Translator’s Note

While translation always involves a balancing act between faithful rendition and an idiomatic use of language, historical documents such as letters raise particular issues. The implicit aim of published translations is generally to create and maintain the fiction that the text in question was actually written in the target language; in a correspondence, however, with countless references to external life and the respective proper names, this fiction is particularly unconvincing. Rather than attempt to translate all names of institutions, classifications of musical works or other references of this kind, I have sought to retain the German where I felt the original could be regarded as a proper name, as opposed to a straightforward categorial classification; one thus finds Frankfurter Kammermusikgemeinde in German, but ‘Berlin State Opera’ in English. With names of works, this principle has also been extended to the parameter of italics; standard terms such as ‘Piano Sonata’ or ‘String Quartet’ are thus not italicized, while more idiosyncratic classifications such as Six Short Orchestral Pieces are. German titles have been retained where I felt that their idiosyncratic nature exceeded this, as with Drei Bruchstücke aus der Oper ‘Wozzeck’.

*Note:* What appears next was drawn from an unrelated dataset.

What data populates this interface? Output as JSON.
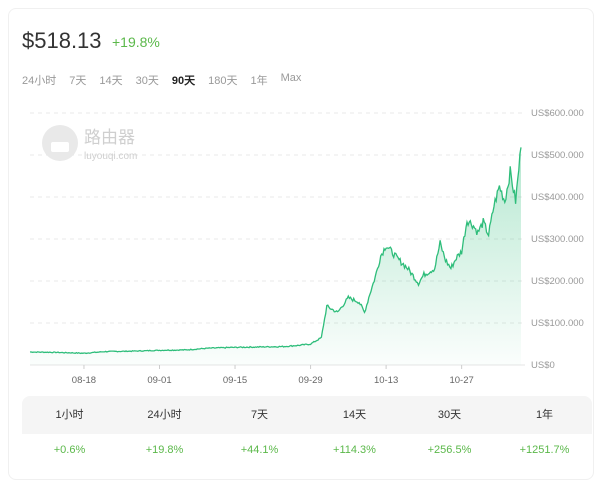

Besides this, I have also sought to retain any unevenness, clumsiness or stilted language found in the original letters, as well as erroneous or, as in the case of Schönberg rather than Schoenberg, historically authentic spellings of names. While this cannot excuse any shortcomings of the translation, it was considered the primary stylistic aim to reproduce as faithfully as possible the individual tone of each letter, rather than exerting any editorial influence upon the formulations used in the originals.